Il rentra en France où son engagement fut beaucoup plus facile.
Envoyé sur le front, il réchappa à la tuerie du ‘’Chemin des Dames’’ en 1917 mais, gazé, il fut réformé en 1919 avec des poumons très atteints
De retour à la vie civile, il resta en France et, après un intermède comme vendeur de papiers peints, il reprit son métier et se mit à son compte comme fabricant bijoutier joaillier.
Il atteignit bientôt le sommet de son art. Il acquit une renommée internationale. Dans le monde entier, il était considéré comme le plus grand des ‘’baguistes’’ Il fabriquait surtout des bagues. Ses clients : les grands joailliers de la place Vendôme ou ceux de La Havane et de New-York…
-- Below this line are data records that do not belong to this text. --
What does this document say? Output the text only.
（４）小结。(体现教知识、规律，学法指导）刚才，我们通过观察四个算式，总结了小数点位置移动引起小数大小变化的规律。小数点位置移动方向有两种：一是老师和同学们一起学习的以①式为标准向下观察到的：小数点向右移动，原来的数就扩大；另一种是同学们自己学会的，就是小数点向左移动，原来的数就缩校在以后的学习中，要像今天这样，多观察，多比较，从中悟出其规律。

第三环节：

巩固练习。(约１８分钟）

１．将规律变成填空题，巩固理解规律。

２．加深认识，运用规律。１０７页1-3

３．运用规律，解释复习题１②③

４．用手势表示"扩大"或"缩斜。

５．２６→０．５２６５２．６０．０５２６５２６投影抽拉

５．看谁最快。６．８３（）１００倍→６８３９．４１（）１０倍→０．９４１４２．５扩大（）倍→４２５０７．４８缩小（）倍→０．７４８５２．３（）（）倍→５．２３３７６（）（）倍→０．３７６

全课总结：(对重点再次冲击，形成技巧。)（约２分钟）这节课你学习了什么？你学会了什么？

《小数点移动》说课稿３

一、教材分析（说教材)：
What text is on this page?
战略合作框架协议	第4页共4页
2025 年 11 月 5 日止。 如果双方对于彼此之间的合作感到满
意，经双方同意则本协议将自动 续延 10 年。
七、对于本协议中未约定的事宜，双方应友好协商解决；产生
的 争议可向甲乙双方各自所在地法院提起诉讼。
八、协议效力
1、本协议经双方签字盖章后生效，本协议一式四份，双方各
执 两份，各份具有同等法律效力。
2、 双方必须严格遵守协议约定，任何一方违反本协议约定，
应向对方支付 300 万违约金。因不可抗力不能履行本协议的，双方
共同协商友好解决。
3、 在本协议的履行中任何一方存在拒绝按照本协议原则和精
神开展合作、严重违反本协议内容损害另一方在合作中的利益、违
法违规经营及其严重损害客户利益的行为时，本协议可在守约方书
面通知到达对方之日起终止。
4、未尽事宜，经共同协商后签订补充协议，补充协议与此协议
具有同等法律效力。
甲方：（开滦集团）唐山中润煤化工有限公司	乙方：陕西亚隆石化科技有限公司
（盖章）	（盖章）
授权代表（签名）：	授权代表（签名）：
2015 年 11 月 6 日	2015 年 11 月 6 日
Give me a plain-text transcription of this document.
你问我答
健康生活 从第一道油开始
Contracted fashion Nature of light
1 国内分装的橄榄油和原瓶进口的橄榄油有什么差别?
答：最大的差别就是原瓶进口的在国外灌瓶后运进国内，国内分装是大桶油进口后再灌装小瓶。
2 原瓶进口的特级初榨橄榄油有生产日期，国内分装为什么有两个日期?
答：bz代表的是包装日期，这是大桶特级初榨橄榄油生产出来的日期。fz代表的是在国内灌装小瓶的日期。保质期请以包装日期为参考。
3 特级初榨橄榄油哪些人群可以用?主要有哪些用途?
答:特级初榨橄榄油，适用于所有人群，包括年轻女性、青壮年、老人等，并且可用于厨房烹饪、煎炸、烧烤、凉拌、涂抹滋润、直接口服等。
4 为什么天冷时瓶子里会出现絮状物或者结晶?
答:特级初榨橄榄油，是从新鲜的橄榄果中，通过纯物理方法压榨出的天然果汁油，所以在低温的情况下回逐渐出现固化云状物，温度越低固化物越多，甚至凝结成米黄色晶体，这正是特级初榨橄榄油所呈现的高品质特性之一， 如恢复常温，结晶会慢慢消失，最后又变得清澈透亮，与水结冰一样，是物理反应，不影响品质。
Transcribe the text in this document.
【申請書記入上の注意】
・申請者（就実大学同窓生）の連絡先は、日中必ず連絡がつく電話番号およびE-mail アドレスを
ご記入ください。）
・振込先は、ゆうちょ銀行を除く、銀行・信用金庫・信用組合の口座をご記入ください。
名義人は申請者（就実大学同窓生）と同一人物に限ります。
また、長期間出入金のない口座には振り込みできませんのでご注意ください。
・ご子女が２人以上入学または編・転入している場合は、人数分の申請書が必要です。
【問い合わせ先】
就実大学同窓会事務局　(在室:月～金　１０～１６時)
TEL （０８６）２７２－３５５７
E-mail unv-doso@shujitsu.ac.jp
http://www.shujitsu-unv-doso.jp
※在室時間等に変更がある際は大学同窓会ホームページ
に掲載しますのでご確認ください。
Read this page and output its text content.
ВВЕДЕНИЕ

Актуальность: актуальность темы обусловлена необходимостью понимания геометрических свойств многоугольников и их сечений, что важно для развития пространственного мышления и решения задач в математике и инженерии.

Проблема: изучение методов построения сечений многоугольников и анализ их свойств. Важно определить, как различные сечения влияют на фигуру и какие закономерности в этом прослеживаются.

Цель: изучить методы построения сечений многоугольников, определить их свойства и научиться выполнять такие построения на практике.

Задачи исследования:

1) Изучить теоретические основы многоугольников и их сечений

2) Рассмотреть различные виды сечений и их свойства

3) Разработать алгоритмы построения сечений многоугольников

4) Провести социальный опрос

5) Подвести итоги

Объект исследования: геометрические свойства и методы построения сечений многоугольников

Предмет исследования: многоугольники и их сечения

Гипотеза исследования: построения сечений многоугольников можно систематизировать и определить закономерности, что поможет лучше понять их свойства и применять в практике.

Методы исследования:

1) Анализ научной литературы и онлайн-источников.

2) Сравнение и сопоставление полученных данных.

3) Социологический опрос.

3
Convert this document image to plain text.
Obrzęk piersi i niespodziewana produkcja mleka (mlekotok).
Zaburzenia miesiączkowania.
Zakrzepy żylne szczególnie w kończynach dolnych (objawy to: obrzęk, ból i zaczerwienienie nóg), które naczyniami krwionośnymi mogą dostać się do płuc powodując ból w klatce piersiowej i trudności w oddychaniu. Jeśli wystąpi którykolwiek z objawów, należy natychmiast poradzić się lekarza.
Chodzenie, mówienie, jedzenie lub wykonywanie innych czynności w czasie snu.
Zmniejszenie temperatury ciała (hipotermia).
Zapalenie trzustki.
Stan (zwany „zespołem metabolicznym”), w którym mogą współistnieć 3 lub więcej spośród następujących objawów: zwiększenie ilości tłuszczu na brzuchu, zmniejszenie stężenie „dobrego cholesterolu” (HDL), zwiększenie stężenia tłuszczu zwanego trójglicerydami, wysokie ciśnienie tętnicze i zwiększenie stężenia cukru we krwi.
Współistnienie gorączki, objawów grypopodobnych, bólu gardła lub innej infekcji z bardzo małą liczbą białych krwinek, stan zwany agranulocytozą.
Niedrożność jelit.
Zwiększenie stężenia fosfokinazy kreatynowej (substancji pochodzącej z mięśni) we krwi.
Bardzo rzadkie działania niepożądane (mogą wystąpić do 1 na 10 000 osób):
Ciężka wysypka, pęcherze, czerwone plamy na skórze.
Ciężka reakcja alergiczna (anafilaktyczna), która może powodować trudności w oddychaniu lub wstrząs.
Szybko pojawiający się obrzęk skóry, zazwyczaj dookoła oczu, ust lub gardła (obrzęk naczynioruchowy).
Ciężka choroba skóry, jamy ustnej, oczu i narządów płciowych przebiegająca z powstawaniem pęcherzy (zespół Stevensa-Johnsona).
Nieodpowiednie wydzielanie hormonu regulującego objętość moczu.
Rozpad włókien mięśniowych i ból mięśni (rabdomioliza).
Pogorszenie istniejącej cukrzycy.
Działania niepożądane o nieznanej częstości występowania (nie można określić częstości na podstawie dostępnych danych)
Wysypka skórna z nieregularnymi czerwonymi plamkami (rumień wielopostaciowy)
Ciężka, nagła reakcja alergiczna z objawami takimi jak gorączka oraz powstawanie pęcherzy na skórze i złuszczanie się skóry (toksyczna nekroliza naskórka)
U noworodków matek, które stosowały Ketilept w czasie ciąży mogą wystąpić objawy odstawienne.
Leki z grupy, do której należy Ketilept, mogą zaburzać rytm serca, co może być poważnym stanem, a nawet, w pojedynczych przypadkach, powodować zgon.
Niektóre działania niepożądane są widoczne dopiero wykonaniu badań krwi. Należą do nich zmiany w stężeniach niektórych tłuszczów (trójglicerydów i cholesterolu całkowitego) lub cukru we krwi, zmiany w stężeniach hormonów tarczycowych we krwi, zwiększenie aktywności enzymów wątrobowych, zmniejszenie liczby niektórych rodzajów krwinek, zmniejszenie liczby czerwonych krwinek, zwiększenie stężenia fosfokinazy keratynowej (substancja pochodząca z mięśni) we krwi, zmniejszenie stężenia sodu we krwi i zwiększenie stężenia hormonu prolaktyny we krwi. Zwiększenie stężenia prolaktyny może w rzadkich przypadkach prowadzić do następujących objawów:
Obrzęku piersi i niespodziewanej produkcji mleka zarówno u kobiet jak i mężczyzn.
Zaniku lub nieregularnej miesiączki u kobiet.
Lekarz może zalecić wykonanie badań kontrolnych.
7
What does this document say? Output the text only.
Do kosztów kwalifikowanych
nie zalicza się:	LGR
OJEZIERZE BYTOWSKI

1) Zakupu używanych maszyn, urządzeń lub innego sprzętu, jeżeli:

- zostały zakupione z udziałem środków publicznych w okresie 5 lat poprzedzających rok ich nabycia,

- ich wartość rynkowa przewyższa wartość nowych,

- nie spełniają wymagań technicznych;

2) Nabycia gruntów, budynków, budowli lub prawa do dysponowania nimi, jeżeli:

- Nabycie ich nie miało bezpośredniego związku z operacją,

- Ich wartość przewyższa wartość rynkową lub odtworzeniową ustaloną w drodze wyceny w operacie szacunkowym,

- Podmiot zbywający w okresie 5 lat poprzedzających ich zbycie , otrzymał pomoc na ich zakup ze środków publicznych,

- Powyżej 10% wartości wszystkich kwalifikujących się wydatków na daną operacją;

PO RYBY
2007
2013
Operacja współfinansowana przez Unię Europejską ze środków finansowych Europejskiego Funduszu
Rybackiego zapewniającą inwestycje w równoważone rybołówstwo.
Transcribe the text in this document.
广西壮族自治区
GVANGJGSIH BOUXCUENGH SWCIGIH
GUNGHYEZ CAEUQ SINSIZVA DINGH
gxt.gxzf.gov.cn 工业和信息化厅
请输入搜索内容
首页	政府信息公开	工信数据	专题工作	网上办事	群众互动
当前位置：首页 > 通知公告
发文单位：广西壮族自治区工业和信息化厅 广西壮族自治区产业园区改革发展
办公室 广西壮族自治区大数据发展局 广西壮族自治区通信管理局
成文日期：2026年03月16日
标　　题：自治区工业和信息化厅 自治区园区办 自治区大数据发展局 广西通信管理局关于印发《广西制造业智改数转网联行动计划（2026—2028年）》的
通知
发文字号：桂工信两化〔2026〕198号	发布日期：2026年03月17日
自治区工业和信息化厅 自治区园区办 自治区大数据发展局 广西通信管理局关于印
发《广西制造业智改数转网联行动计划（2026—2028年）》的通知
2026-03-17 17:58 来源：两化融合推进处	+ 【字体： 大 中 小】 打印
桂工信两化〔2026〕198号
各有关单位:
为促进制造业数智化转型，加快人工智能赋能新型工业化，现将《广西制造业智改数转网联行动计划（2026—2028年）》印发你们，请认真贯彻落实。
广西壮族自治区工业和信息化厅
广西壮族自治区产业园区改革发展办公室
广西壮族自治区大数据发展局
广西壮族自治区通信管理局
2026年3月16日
Enfant, on idéalise ses parents, avec l’âge, on les remet à leur place mais l’admiration que j’avais pour mon père ne s’est jamais démentie. Il avait une culture étendue, une conversation raffinée. Tous ceux qui l’approchaient le considéraient comme un grand bonhomme.
Il aurait dû faire fortune mais ça ne l’intéressait pas. Il consacrait une ou deux heures le matin à guider le travail de ses ouvriers et passait tous ses après-midi à son club de bridge. Il n’engageait que des sommes dérisoires, c’était pour le plaisir du jeu.
Adulte, j’étais devenu beaucoup plus fréquentable et pendant les dix dernières années de la vie de mon père nous avons partagé une grande complicité.
Il m’a fallu de longues années pour me remettre de sa disparition.